Hi HN. I'd like your advice please.<p>I recently graduated and am currently looking for a job. There's a certain large software corporation I would be interested in working for. I applied through their recruiting website, and additionally, a friend of mine handed my resume to a company recruiter. I got an automated "We got your stuff. Thanks." email a few weeks ago, but I have not heard back from them since. Is there a polite way to inquire about the status of my application? I am fairly interested in this company, and I would really like to hear an answer one way or the other.
======
sheraz
Skip the line. I'm always amazed what can happen with a witty an well-timed
email to the right person.

I suggest google stalking some people and make a linkedin account immediately.

Once you find your people, send them a direct and brief email outlining what
you want and how they can help you.

I landed a few really good gigs doing just this.

------
atsaloli
The one place you don't want to be is the Waiting Place:

The Waiting Place…

…for people just waiting.

Waiting for a train to go

or a bus to come,

or a plane to go

or the mail to come,

or the rain to go

or the phone to ring,

or the snow to snow

or waiting around for a Yes or a No

or waiting for their hair to grow.

Everyone is just waiting.

Waiting for the fish to bite

or waiting for wind to fly a kite

or waiting around for Friday night

or waiting, perhaps, for their Uncle Jake

or a pot to boil,

or a Better Break

or a sting of pearls,

or a pair of pants

or a wig with curls,

or Another Chance.

Everyone is just waiting.

NO! That’s not for you!

Somehow you’ll escape all that waiting and staying.

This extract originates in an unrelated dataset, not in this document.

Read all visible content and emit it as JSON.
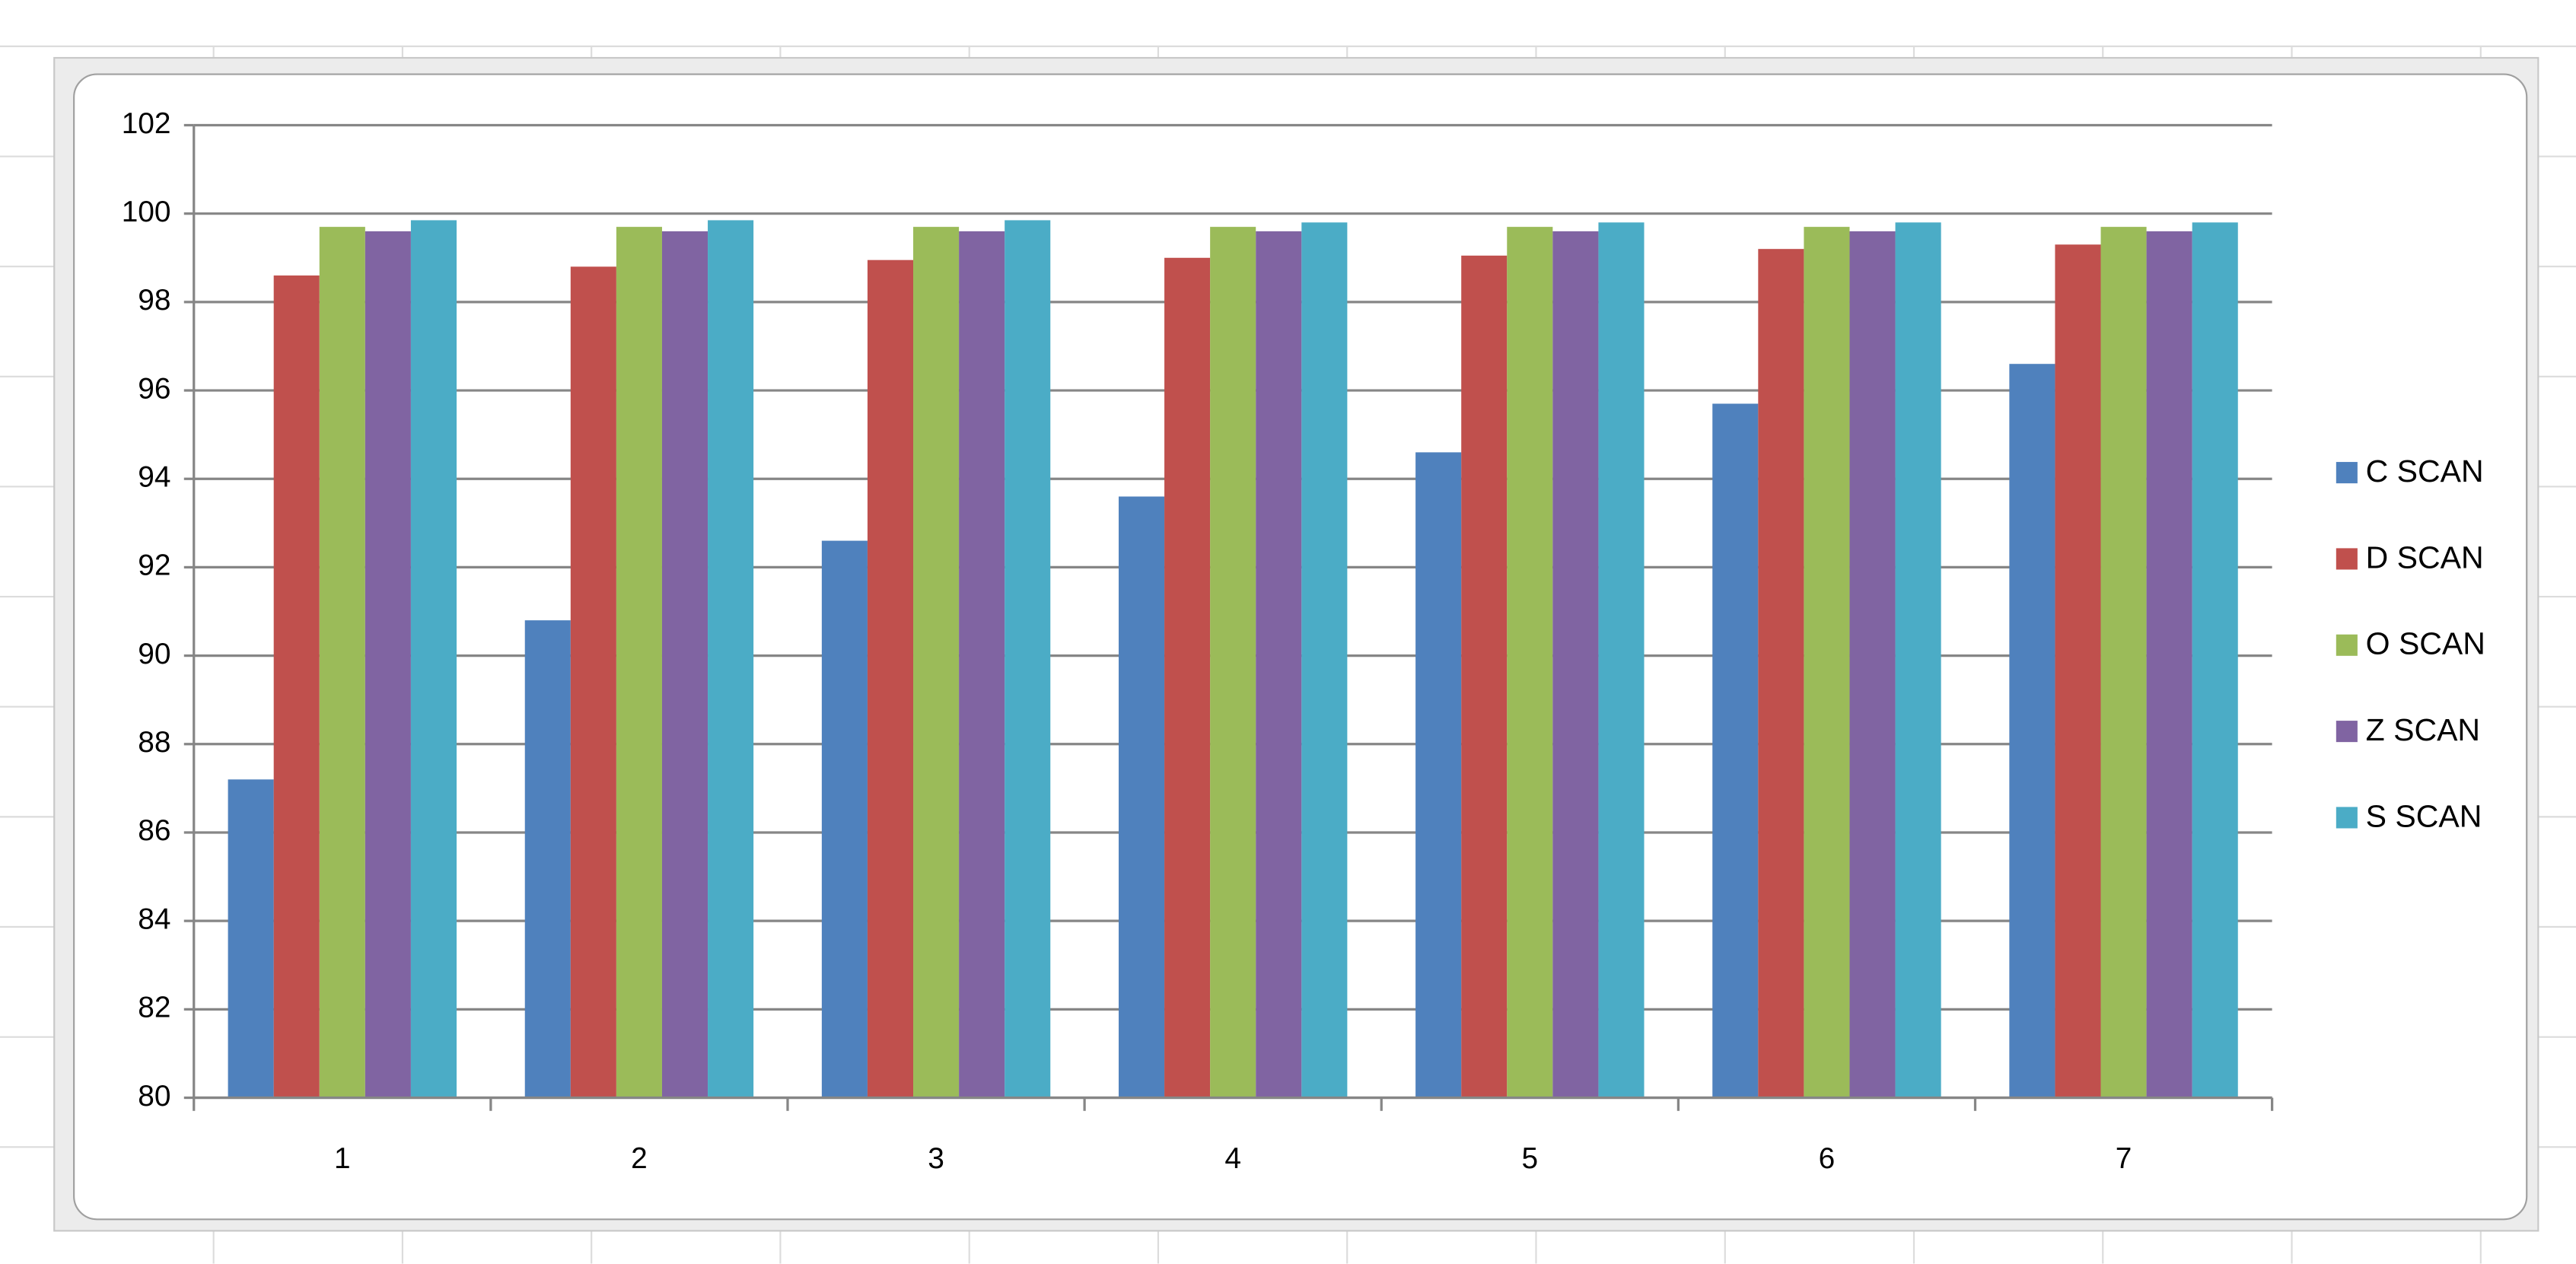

You’ll find the bright places

where Boom Bands are playing.

\--Dr. Seuss

Take action!!

------
helen842000
You could call them and ask for an update on your job. Ask if they've sent all
the CVs, has there been feedback from the hiring manager & have any interviews
been scheduled.

Or you could always be cheeky and find out the name of the recruiter
responsible for your job and call them up all flustered and say "oh hey can
you put me through to such&such I'm just returning a call"

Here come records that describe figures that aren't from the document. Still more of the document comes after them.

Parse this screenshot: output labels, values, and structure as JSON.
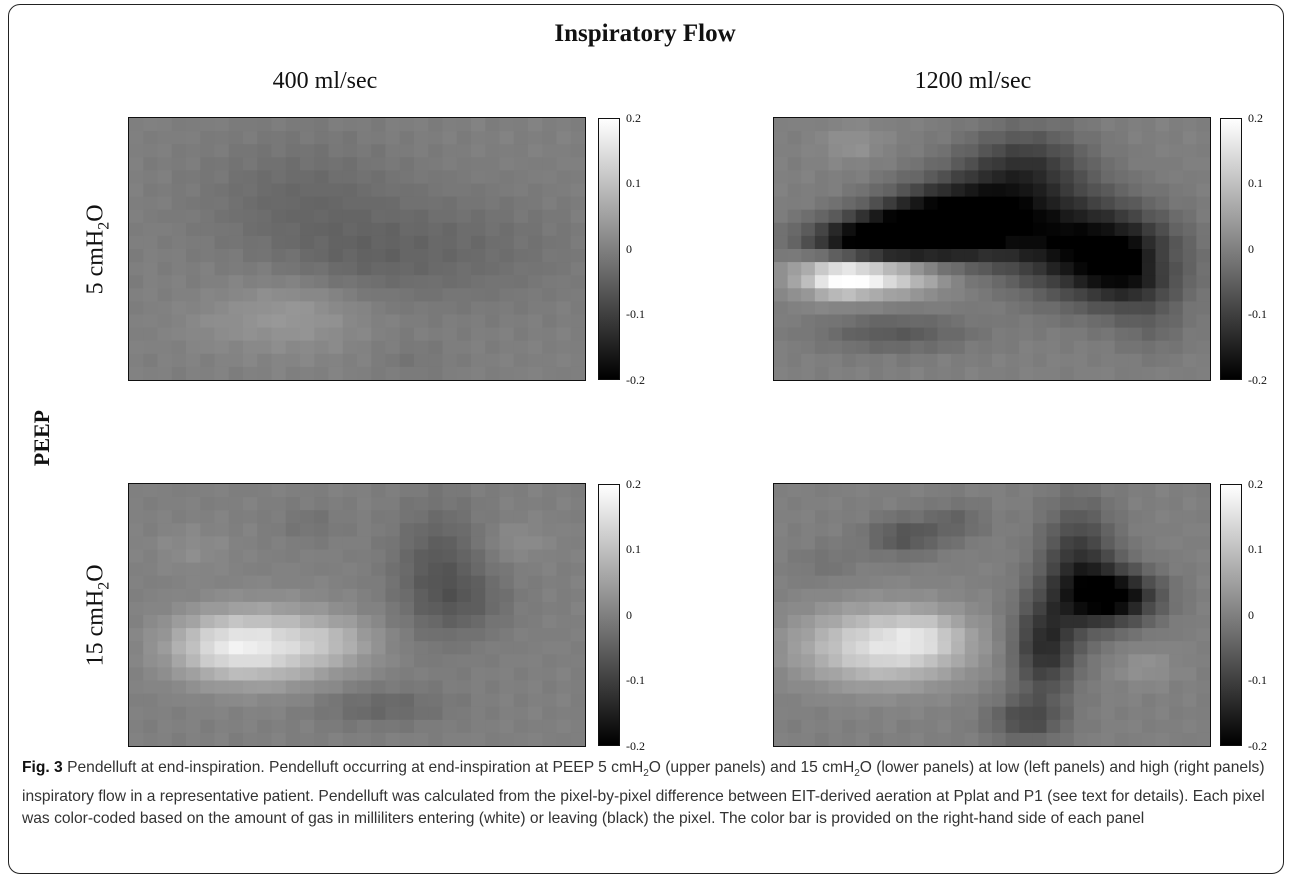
{
  "figure": {
    "main_title": "Inspiratory Flow",
    "col_titles": [
      "400 ml/sec",
      "1200 ml/sec"
    ],
    "row_labels": [
      {
        "pre": "5 cmH",
        "sub": "2",
        "post": "O"
      },
      {
        "pre": "15 cmH",
        "sub": "2",
        "post": "O"
      }
    ],
    "side_label": "PEEP",
    "colorbar": {
      "min": -0.2,
      "max": 0.2,
      "ticks": [
        "0.2",
        "0.1",
        "0",
        "-0.1",
        "-0.2"
      ],
      "colors": {
        "high": "#ffffff",
        "mid": "#808080",
        "low": "#000000"
      }
    },
    "panels": [
      {
        "name": "peep5-flow400",
        "blobs": [
          [
            0.38,
            0.32,
            0.16,
            0.17,
            -0.035
          ],
          [
            0.72,
            0.5,
            0.18,
            0.15,
            -0.03
          ],
          [
            0.5,
            0.55,
            0.12,
            0.1,
            -0.02
          ],
          [
            0.36,
            0.75,
            0.11,
            0.1,
            0.04
          ],
          [
            0.18,
            0.8,
            0.06,
            0.06,
            0.01
          ],
          [
            0.62,
            0.92,
            0.06,
            0.05,
            -0.015
          ]
        ]
      },
      {
        "name": "peep5-flow1200",
        "blobs": [
          [
            0.22,
            0.47,
            0.1,
            0.06,
            -0.2
          ],
          [
            0.35,
            0.42,
            0.1,
            0.08,
            -0.18
          ],
          [
            0.48,
            0.38,
            0.12,
            0.11,
            -0.18
          ],
          [
            0.58,
            0.18,
            0.1,
            0.1,
            -0.1
          ],
          [
            0.72,
            0.5,
            0.12,
            0.13,
            -0.17
          ],
          [
            0.82,
            0.58,
            0.08,
            0.1,
            -0.12
          ],
          [
            0.22,
            0.6,
            0.11,
            0.05,
            0.19
          ],
          [
            0.15,
            0.62,
            0.05,
            0.05,
            0.08
          ],
          [
            0.28,
            0.82,
            0.12,
            0.05,
            -0.06
          ],
          [
            0.88,
            0.55,
            0.04,
            0.05,
            0.04
          ],
          [
            0.87,
            0.8,
            0.06,
            0.08,
            -0.03
          ],
          [
            0.18,
            0.1,
            0.05,
            0.05,
            0.03
          ]
        ]
      },
      {
        "name": "peep15-flow400",
        "blobs": [
          [
            0.3,
            0.62,
            0.12,
            0.1,
            0.13
          ],
          [
            0.2,
            0.62,
            0.08,
            0.08,
            0.07
          ],
          [
            0.45,
            0.6,
            0.07,
            0.06,
            0.04
          ],
          [
            0.68,
            0.33,
            0.07,
            0.17,
            -0.06
          ],
          [
            0.75,
            0.45,
            0.07,
            0.08,
            -0.03
          ],
          [
            0.55,
            0.85,
            0.1,
            0.05,
            -0.04
          ],
          [
            0.4,
            0.15,
            0.05,
            0.05,
            -0.02
          ],
          [
            0.14,
            0.25,
            0.06,
            0.06,
            0.02
          ],
          [
            0.85,
            0.22,
            0.05,
            0.05,
            0.02
          ]
        ]
      },
      {
        "name": "peep15-flow1200",
        "blobs": [
          [
            0.25,
            0.62,
            0.13,
            0.1,
            0.15
          ],
          [
            0.35,
            0.58,
            0.06,
            0.06,
            0.05
          ],
          [
            0.7,
            0.32,
            0.06,
            0.16,
            -0.12
          ],
          [
            0.78,
            0.43,
            0.07,
            0.07,
            -0.2
          ],
          [
            0.62,
            0.62,
            0.05,
            0.13,
            -0.13
          ],
          [
            0.58,
            0.9,
            0.06,
            0.06,
            -0.08
          ],
          [
            0.3,
            0.2,
            0.06,
            0.05,
            -0.07
          ],
          [
            0.42,
            0.14,
            0.05,
            0.05,
            -0.04
          ],
          [
            0.85,
            0.7,
            0.05,
            0.05,
            0.03
          ],
          [
            0.12,
            0.3,
            0.05,
            0.05,
            -0.02
          ]
        ]
      }
    ]
  },
  "caption": {
    "label": "Fig. 3",
    "text_a": " Pendelluft at end-inspiration. Pendelluft occurring at end-inspiration at PEEP 5 cmH",
    "sub_a": "2",
    "text_b": "O (upper panels) and 15 cmH",
    "sub_b": "2",
    "text_c": "O (lower panels) at low (left panels) and high (right panels) inspiratory flow in a representative patient. Pendelluft was calculated from the pixel-by-pixel difference between EIT-derived aeration at Pplat and P1 (see text for details). Each pixel was color-coded based on the amount of gas in milliliters entering (white) or leaving (black) the pixel. The color bar is provided on the right-hand side of each panel"
  }
}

I worked in this industry a while back and I guarantee they call so many
people per day it's hard to know who you have called. Plus if they think they
called you first then they're more likely to give you the time of day.

Unfortunately the hard bit of the job search isn't filling in all the forms
it's navigating the recruiters, where your resume can get accidentally deleted
at the press of a button.

With a bit of persistence you'll get there. Good luck!

------
damian2000
I'm sure you can inquire about the status of your application but keep in mind
that companies can often take a long time to process it (several weeks or
months even). The best companies will get back to you and let you know one way
or another.

------
andymoe
They usually move pretty slowly. Like a few months... I'd keep applying
elsewhere.

------
tectonic
Are you only interested in this one company?